7. Results: Figure 5 A: Based on the microscopic image it seems that leukocyte infiltration is more pronounced in MPN+mag-group compared to other groups. Were the CD45+ cells counted and were the groups statistically compared? If possible, these data should still be integrated and discussed in the manuscript.

It was not possible to accurately count CD45+ cells from our images, as numerous pockets of high cell density made it impossible to distinguish individual cells in many areas. High levels of background fluorescence from the ECM construct also meant that fluorescence intensity could not be used to estimate levels of CD45+ cells.

8. Discussion: How specific is STRO-4 for ovine MSC, is it also expressed on other cell types? Please provide some more information.

This has been addressed in relation to reviewer 1 comments and a reference added to the manuscript along with an explanation (section 2.2).
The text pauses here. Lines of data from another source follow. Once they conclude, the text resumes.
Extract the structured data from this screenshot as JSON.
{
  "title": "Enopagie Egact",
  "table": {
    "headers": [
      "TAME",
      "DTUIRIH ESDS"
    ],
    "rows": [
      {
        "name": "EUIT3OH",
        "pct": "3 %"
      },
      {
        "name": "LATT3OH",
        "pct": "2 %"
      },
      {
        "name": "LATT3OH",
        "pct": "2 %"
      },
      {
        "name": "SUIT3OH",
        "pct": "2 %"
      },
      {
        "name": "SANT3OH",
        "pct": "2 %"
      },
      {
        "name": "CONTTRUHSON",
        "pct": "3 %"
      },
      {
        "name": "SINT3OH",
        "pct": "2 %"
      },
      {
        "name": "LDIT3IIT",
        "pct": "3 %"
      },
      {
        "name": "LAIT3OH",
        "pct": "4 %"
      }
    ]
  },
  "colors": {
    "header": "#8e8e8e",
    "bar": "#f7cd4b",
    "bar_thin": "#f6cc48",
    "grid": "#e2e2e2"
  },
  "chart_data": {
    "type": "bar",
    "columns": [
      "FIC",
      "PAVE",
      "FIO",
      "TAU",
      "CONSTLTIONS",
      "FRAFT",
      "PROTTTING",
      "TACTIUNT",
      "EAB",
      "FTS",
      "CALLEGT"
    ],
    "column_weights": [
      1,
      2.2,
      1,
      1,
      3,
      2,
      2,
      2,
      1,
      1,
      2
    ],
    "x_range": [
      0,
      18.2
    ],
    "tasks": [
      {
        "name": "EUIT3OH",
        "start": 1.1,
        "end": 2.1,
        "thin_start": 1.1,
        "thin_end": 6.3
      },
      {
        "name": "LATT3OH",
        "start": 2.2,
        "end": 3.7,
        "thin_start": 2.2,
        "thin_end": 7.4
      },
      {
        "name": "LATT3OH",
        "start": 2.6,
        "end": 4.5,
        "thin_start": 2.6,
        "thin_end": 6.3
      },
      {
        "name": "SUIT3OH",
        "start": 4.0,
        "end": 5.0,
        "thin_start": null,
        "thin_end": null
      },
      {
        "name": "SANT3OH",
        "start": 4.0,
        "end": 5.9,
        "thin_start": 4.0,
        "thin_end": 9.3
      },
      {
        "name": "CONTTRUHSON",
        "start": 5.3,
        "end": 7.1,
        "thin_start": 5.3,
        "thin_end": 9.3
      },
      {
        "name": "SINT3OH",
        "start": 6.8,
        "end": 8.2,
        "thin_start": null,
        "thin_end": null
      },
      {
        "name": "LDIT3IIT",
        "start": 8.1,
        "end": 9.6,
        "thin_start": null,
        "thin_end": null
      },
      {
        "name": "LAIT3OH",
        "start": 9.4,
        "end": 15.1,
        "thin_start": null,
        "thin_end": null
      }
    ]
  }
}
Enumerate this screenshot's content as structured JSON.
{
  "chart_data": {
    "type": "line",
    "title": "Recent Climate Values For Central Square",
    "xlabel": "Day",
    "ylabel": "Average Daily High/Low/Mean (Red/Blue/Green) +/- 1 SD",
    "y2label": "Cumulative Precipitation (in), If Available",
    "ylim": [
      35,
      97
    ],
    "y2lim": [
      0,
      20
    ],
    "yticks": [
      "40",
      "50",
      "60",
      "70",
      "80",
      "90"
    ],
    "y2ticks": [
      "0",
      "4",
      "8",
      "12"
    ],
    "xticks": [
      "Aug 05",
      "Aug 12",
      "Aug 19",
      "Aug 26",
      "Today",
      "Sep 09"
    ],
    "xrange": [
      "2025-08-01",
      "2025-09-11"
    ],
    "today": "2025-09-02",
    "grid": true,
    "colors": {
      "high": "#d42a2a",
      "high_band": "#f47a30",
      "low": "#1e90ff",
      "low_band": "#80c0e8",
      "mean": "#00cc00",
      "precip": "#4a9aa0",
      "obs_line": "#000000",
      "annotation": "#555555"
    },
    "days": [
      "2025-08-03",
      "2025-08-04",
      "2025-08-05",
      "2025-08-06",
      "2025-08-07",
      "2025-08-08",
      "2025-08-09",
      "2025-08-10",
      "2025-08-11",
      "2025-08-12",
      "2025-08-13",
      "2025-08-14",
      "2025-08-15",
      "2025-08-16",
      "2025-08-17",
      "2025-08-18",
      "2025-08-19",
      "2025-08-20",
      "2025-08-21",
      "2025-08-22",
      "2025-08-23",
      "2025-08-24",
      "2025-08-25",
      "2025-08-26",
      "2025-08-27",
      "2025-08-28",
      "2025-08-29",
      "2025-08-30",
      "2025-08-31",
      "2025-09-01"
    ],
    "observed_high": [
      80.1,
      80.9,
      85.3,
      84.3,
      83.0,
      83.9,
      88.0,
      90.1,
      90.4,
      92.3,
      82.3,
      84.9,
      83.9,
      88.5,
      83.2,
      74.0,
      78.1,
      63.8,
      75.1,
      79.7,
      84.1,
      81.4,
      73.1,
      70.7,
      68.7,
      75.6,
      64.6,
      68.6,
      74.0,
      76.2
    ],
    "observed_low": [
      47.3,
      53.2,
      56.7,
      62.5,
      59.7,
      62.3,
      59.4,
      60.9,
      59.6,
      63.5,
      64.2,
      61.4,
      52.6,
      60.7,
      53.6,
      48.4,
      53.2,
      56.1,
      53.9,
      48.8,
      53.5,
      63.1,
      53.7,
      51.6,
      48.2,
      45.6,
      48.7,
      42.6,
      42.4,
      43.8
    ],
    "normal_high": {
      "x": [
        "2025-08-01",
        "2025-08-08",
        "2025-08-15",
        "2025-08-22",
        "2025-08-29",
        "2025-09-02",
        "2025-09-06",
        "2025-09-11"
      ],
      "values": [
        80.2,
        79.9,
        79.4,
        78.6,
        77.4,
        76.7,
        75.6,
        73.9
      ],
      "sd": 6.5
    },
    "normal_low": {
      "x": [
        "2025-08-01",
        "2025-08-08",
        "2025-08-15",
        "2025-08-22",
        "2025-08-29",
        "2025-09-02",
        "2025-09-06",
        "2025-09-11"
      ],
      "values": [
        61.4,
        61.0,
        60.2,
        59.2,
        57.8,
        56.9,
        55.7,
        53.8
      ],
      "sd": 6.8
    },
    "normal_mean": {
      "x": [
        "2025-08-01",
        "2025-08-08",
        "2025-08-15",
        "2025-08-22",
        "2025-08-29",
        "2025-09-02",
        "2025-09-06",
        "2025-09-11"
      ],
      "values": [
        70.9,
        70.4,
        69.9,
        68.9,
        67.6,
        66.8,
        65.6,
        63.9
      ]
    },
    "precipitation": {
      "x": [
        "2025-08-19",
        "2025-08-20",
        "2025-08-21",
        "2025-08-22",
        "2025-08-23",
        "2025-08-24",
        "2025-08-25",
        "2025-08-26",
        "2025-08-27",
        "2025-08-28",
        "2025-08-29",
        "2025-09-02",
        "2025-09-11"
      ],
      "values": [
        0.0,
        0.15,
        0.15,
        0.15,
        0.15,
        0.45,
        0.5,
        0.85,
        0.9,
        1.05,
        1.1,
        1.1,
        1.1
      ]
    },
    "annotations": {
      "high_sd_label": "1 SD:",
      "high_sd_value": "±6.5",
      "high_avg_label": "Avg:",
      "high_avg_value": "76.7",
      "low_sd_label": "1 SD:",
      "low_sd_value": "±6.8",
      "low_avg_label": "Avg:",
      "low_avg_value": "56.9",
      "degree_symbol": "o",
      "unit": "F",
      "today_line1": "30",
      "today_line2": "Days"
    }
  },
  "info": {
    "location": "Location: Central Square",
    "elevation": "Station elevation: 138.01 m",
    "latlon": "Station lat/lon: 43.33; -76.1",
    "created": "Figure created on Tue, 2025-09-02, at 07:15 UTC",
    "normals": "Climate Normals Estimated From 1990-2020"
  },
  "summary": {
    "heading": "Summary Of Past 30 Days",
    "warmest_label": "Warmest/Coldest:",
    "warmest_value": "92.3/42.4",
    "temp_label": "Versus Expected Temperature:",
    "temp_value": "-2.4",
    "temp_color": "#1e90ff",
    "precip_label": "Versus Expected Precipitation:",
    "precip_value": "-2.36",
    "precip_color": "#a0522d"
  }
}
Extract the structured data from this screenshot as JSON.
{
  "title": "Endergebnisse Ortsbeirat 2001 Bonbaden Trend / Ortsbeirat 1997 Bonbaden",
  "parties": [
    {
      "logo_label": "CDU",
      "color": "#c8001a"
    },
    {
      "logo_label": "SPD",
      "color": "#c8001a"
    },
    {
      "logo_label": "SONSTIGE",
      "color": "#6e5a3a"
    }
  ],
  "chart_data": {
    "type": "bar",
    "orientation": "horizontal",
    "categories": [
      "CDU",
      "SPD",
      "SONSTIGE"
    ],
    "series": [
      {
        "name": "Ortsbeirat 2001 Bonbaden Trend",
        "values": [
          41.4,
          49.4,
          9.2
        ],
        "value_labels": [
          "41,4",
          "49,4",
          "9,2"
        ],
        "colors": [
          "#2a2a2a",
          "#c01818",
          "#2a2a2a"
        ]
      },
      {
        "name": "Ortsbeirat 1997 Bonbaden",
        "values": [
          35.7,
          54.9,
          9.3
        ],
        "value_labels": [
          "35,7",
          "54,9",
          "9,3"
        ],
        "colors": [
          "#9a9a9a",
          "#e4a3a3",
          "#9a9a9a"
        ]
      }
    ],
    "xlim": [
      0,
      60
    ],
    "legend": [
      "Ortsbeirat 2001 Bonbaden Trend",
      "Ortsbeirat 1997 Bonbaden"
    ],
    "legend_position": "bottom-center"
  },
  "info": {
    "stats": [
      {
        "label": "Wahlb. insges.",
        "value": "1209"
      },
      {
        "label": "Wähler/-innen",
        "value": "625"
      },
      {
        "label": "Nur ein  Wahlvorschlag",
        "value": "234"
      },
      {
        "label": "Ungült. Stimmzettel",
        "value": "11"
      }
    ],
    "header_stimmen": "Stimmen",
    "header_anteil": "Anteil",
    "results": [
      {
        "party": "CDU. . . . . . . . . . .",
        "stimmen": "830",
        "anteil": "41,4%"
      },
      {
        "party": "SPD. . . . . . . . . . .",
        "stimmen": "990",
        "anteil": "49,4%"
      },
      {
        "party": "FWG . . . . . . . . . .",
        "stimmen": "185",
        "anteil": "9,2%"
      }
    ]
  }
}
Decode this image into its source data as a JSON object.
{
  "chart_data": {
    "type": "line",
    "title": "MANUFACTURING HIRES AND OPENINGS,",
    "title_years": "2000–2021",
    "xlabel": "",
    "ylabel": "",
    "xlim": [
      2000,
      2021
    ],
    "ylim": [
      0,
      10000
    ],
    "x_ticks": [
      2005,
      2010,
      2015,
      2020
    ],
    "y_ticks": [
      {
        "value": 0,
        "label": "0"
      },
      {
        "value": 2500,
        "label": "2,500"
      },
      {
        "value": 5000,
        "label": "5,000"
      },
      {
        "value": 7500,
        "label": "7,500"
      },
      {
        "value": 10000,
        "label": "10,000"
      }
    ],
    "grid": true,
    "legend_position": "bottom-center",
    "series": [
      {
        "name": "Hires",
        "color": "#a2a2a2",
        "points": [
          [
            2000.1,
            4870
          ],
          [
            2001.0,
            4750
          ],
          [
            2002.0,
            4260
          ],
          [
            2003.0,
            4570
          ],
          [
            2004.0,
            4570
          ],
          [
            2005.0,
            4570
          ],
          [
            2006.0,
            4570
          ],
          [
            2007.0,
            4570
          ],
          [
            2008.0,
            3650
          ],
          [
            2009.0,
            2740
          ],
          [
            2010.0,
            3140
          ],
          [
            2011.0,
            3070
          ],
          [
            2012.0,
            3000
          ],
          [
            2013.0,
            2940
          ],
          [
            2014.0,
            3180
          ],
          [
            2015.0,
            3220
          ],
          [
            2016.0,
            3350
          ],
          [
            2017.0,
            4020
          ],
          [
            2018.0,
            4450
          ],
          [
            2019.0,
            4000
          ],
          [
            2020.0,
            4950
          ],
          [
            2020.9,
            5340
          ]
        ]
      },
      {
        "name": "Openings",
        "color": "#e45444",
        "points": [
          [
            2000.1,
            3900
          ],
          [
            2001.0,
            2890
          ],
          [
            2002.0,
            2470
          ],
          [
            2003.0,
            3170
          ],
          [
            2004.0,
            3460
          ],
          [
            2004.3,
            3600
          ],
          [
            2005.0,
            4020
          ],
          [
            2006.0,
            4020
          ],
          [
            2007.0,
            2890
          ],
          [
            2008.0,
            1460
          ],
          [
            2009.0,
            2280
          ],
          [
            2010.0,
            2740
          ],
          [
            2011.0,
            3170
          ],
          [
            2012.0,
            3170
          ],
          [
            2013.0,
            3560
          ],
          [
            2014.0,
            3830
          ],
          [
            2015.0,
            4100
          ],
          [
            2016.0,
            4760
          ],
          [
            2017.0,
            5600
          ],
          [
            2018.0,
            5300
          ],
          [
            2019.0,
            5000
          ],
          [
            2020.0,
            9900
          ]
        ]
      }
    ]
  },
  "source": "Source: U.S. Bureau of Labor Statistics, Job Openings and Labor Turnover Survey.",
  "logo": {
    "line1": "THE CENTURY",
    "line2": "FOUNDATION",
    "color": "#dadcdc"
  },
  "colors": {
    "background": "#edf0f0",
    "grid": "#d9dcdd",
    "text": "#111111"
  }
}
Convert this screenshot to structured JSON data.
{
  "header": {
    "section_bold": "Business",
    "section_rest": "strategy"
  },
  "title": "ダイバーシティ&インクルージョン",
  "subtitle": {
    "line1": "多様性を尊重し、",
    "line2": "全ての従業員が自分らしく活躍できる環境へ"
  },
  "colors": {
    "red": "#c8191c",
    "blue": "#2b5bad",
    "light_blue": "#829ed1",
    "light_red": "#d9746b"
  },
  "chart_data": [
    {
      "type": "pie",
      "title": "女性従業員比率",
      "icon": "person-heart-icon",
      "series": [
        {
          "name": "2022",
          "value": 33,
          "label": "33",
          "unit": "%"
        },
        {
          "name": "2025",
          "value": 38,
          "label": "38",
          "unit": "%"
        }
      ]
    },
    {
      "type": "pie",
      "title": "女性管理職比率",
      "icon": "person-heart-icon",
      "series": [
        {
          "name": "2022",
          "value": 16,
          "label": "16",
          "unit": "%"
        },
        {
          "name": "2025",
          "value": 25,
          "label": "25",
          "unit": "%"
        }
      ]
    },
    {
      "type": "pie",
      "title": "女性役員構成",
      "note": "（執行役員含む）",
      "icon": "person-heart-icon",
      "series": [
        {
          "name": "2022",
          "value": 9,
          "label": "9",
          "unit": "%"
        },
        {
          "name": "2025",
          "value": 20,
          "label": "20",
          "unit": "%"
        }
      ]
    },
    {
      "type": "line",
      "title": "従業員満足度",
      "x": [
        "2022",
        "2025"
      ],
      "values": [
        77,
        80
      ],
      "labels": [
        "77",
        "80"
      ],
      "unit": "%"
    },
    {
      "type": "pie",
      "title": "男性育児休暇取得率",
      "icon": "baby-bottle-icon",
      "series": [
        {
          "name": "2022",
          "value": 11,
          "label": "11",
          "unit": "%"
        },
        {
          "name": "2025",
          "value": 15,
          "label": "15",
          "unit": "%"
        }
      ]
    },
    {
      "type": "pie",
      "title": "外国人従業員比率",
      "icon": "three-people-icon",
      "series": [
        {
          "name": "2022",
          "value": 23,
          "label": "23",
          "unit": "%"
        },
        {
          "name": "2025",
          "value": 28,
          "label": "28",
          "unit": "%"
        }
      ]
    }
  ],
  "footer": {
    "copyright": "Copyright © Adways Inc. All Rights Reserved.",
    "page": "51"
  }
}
8. Formal aspect: Check superscript digits and characters throughout the document. Done
9. Just my personal interest: Probably it’s a completely stupid question: I wonder, if the magnetic beads used for MSC enrichment still stuck to the cells and thus could be also stimulated somehow by the external magnetic field after implantation (That group did not receive magnetical stimulation in your study). Do you have any experience on this?

Magnetic beads used for cell sorting are not suitable for this application, however, tagging CD markers used for MSC enrichment with other types of particles could be used for downstream magnetic activation and is the subject of further study in our laboratory.